John manages Healthcare IT Central, the leading career Health IT job board. He also organizes the first of its kind conference and community focused on healthcare marketing, Healthcare and IT Marketing Conference, and a healthcare IT conference, EXPO.health, focused on practical healthcare IT innovation. John is an advisor to multiple healthcare IT companies. John is highly involved in social media, and in addition to his blogs can be found on Twitter: @techguy.

9 Comments

  • I’m with Wendy! Any EMR that requires a Windows (or any other specific) O/S to run should be avoided. After all, these tools are supposed to help us, not hinder us.

  • The ECC Com report on EMR, ain’t our EMRs.

    It’s the The British Parlement’s Energy and Climate Change Committee’s report on their Treasury’s move to make changes in a draft Energy Bill for their upcoming Electricity Market Reform (EMR), due to be introduced this autumn.

    It could have been worse. At least they avoided any Market Underservices or Hierarchical Internal Elections.

  • Thanks Carl. #lazyweb

    I could have sworn that I’d heard of the ECC com EMR report before. I guess not. Good to know I shouldn’t watch for it.

  • I’m surprised my tweet made you sad. I’m more the norm w my challenges than the outlier. The reality is that all other inboxes (gmail, hosp email, Facebook, Twitter, LinkedIn, Doximity, wordpress, etc) are all on my phone and get my attention whenever I log in. Yes, I do know how to get to EPIC from home (on my old clunky PC). And I can access my working desktop (if someone else isn’t in clinic seeing patients) via a virtual “remote desktop” space. But is it accessible/easy/always at hand like all other parts of my job when traveling away from clinic? NO.
    My clinic has supported me. But patient care is about 10 logins and a remote desktop away and that’s no good for anyone–my patients or me.

  • Wendy,
    Thanks for stopping by and giving more details.
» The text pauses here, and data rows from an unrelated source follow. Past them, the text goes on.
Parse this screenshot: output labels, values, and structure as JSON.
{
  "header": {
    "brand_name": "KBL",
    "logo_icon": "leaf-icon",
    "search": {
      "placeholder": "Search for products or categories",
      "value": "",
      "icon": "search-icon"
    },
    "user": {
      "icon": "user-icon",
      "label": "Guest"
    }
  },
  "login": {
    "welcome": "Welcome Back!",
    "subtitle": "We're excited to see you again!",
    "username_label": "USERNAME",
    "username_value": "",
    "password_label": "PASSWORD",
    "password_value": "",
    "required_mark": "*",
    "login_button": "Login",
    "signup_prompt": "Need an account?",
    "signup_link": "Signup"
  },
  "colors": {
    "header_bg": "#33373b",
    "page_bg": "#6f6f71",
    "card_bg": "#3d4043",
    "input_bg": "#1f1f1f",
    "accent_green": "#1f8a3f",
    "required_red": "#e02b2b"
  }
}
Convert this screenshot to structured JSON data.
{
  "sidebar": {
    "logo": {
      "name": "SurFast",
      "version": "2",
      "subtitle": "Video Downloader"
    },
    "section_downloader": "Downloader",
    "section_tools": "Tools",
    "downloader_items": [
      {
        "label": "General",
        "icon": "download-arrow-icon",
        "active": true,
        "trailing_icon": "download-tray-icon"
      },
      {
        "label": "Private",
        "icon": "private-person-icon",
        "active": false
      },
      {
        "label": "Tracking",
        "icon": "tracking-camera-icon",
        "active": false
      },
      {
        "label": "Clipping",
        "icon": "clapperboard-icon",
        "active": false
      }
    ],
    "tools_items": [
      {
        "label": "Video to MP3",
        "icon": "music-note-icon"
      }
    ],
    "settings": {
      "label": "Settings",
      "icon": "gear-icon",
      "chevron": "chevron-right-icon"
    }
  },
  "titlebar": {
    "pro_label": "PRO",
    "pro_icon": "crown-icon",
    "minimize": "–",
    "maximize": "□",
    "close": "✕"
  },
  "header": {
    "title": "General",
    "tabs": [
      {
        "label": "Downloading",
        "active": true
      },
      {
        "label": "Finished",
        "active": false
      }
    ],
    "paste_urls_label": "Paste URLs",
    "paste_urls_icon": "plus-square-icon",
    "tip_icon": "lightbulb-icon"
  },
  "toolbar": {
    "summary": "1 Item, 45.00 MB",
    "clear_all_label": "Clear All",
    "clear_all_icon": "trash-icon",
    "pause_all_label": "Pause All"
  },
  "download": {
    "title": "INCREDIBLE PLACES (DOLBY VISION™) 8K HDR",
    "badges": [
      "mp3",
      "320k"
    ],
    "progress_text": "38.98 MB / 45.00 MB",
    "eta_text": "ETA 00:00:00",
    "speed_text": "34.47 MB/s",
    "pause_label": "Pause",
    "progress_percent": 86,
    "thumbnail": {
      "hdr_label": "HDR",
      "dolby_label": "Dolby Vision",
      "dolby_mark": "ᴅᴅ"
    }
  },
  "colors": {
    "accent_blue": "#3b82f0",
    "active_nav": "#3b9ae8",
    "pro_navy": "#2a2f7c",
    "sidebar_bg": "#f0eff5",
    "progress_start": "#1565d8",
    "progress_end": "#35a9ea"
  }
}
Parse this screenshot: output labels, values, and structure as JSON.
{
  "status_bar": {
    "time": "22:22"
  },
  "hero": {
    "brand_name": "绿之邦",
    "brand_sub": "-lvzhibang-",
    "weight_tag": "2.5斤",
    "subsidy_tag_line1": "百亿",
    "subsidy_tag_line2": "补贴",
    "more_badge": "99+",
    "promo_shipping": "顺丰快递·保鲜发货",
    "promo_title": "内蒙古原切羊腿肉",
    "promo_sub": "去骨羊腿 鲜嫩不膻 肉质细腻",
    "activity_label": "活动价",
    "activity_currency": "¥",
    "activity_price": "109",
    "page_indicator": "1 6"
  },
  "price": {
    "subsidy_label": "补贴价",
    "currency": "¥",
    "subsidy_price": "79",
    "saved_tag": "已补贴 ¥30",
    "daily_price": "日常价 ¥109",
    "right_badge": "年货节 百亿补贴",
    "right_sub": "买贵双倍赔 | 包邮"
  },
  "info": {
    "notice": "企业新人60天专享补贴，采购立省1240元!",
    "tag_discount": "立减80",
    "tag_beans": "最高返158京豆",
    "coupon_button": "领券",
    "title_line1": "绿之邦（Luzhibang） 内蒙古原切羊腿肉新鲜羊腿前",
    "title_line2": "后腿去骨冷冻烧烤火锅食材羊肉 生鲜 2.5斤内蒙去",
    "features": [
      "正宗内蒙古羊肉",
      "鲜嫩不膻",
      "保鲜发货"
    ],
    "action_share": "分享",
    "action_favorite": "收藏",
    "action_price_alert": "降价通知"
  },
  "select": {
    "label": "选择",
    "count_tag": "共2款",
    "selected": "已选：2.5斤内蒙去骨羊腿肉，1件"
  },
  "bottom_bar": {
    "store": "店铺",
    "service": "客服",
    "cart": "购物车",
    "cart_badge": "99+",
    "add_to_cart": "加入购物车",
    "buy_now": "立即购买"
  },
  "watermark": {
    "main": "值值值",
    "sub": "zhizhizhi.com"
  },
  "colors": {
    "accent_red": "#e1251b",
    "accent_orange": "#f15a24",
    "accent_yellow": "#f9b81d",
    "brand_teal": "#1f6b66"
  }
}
The problems you describe have very little to do with the Apple vs. PC issue you describe in your tweet. Sure, there are some possible issues there, but they are easily solved. The problems you describe have everything to do with Epic and how difficult it is to connect to remotely. This IS a major problem and is definitely the norm with no fix in the foreseeable future.

    Although, this has nothing to do with the O/S you’re running at home. In fact, these days the O/S you run at home has very little impact for most people. It’s almost always about the software you’re connecting to.

    I agree. Epic and most other hospital IT vendors don’t make access easy for doctors and that’s terrible for patients and you.

  • I think there is a big difference between Electronic Health Records and Electronic Medical Records. EHRis more comprehensive than just medical info. Developmental history, social history, educational and vocational info, all the psycho- and socio- in biopsychosocial.
    Disclosure: I am a psychologist.

  • EdZ. I think you are right and wrong. Your definition of an EHR is on the spot. It’s what EHRs are supposed to encompass.

    However, in practice, it’s a rare person who makes the distinction. It gets worse. From what I can tell, people use the term that their peers use. When they write about these systems they use the term they hear and see without regard to the actual subject.

    Moreover, product vendors often throw into their EMRs, EHR types of data creating a sort of, but not strictly an EHR.

    The result of off hand use of the terms and vendor add ons is a great deal of confusion. My favorite approach is the one suggested a while ago on one of Joh’s blogs: E*R.

  • I like to use EMR and EHR interchangably even in the same post. Although, I loved what one doctor told me about the choice. He said, I and my doctor colleagues use EMR, so let’s use EMR.